Sheikh Hilali, Rape, Women, Men and Responsibility
Last week an imam in Australia, during his sermon, compared women to a piece of meat. If you leave the meat uncovered, he said, don't blame the cat for eating it. In other words, if women are going around without "proper" clothing, then don't blame men for ogling, fondling or even rape!
Yeah, offensive as all get out.
Rape, I suppose, can sometimes be about sexual frustration. Date rape, for instance, probably has an aspect of sexual frustration to it. But whether sexual frustration comes into play or not, all rape is about men wanting to impose their will, through force, on women. That or it is being used as a form of punishment against other men, as in a war situation where the invading army pillages the village and rapes the women. Either way, it is a crime of domination, not of uncontrollable sexual passion.
To excuse rape, or other offensive behavior, because women are being too tempting, is 1) to midrepresent what rape really is and 2) to denigrate the male personality. I do not for a moment believe that men are driven to ogling, wolf whistling, grabbing buttocks or breasts, nor violence by the sight of a semi-clad woman. Western society has proven that men indeed can control themselves when it is expected and required of them. Of course, there will still be a small criminal element, just as there will always be pedophiles, murderers, and bank robbers. But the vast majority of men can and do treat women with respect, no matter what they're wearing.
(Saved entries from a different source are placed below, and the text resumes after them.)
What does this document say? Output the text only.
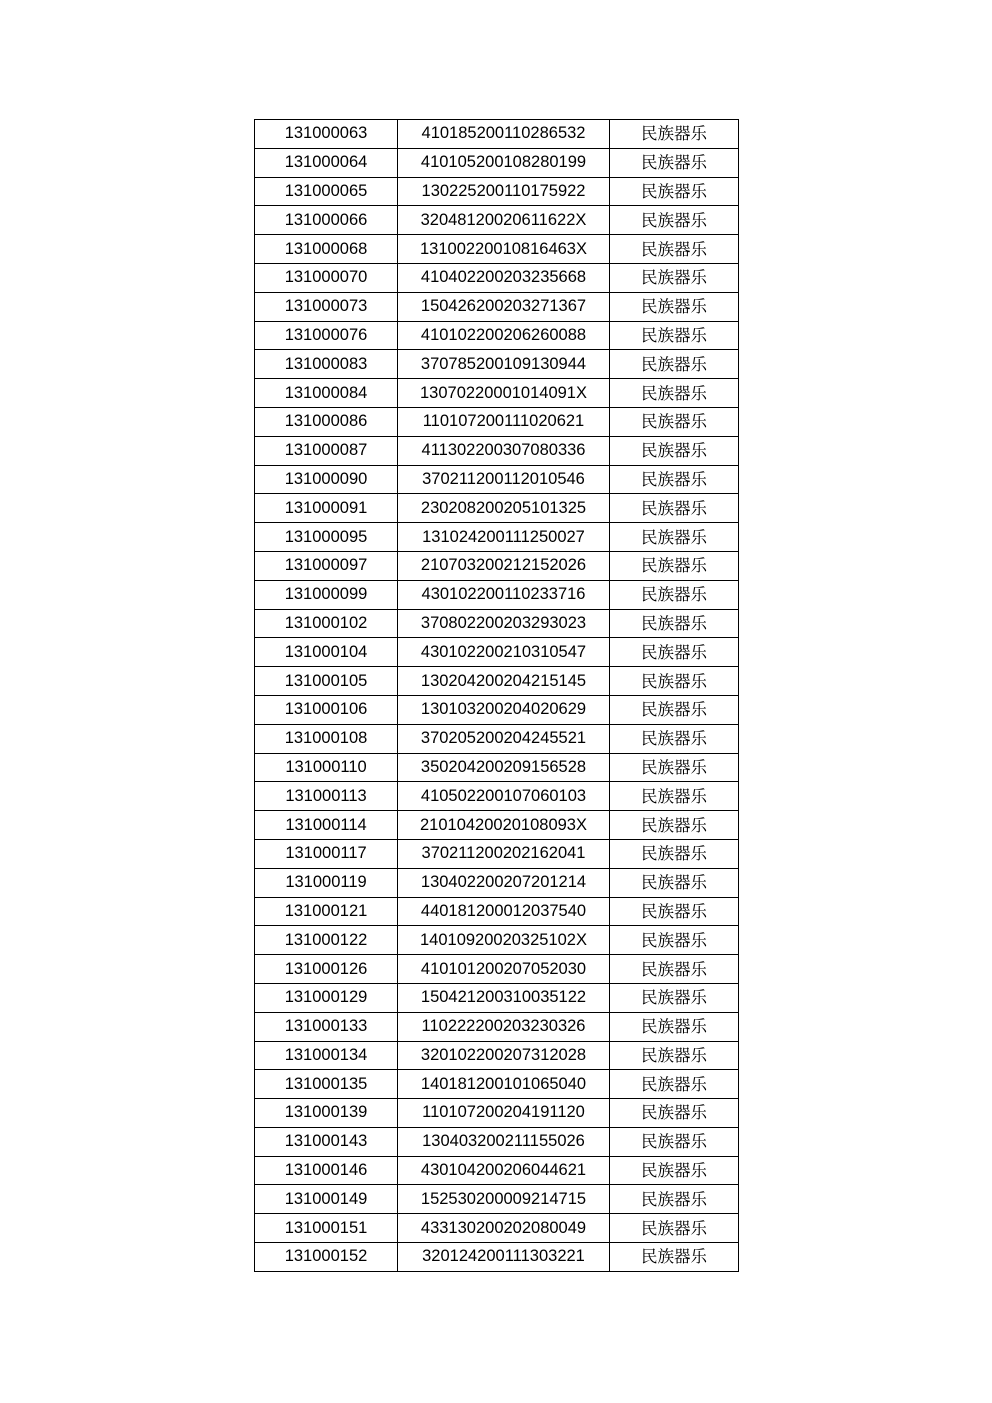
131000063	410185200110286532	民族器乐
131000064	410105200108280199	民族器乐
131000065	130225200110175922	民族器乐
131000066	32048120020611622X	民族器乐
131000068	13100220010816463X	民族器乐
131000070	410402200203235668	民族器乐
131000073	150426200203271367	民族器乐
131000076	410102200206260088	民族器乐
131000083	370785200109130944	民族器乐
131000084	13070220001014091X	民族器乐
131000086	110107200111020621	民族器乐
131000087	411302200307080336	民族器乐
131000090	370211200112010546	民族器乐
131000091	230208200205101325	民族器乐
131000095	131024200111250027	民族器乐
131000097	210703200212152026	民族器乐
131000099	430102200110233716	民族器乐
131000102	370802200203293023	民族器乐
131000104	430102200210310547	民族器乐
131000105	130204200204215145	民族器乐
131000106	130103200204020629	民族器乐
131000108	370205200204245521	民族器乐
131000110	350204200209156528	民族器乐
131000113	410502200107060103	民族器乐
131000114	21010420020108093X	民族器乐
131000117	370211200202162041	民族器乐
131000119	130402200207201214	民族器乐
131000121	440181200012037540	民族器乐
131000122	14010920020325102X	民族器乐
131000126	410101200207052030	民族器乐
131000129	150421200310035122	民族器乐
131000133	110222200203230326	民族器乐
131000134	320102200207312028	民族器乐
131000135	140181200101065040	民族器乐
131000139	110107200204191120	民族器乐
131000143	130403200211155026	民族器乐
131000146	430104200206044621	民族器乐
131000149	152530200009214715	民族器乐
131000151	433130200202080049	民族器乐
131000152	320124200111303221	民族器乐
The argument, then, that women have to wear a hijab or worse, a face veil such as the chador, the burqa, or the niqab, in order to be safe from men, is just plain wrong.
Not only is it empirically wrong, it is religiously wrong, at least according to Islam, whence these comments come.
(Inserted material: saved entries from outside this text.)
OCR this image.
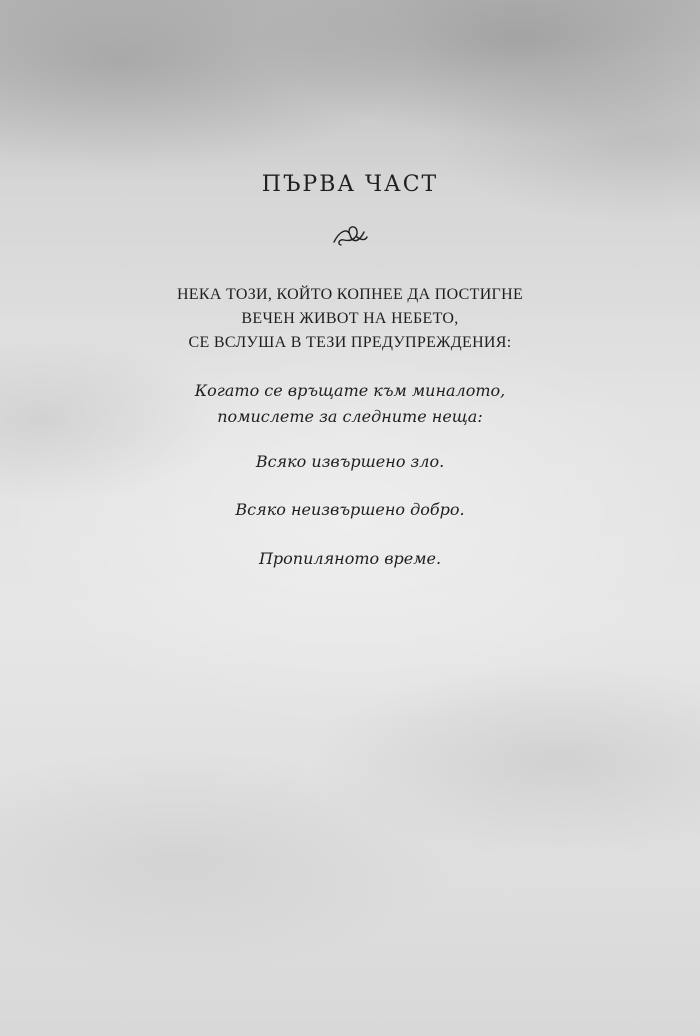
ПЪРВА ЧАСТ
НЕКА ТОЗИ, КОЙТО КОПНЕЕ ДА ПОСТИГНЕ
ВЕЧЕН ЖИВОТ НА НЕБЕТО,
СЕ ВСЛУША В ТЕЗИ ПРЕДУПРЕЖДЕНИЯ:
Когато се връщате към миналото,
помислете за следните неща:
Всяко извършено зло.
Всяко неизвършено добро.
Пропиляното време.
What did the prophet Muhammad do when a man started staring at a woman? He turned the man's face. That bears repeating: HE TURNED THE MAN'S FACE. He did not say to the woman, you're too beautiful, cover up. He did not say to her, get thee inside a chador, or behind a niqab. He did not send her to another room, or behind a curtain. HE TURNED THE MAN'S FACE. Repeatedly. He took action to correct the situation where the responsibility lay -- with the man who was acting unacceptably, ogling a beautiful woman, not by punishing the victim.
This is the methodology Muslims should be implementing.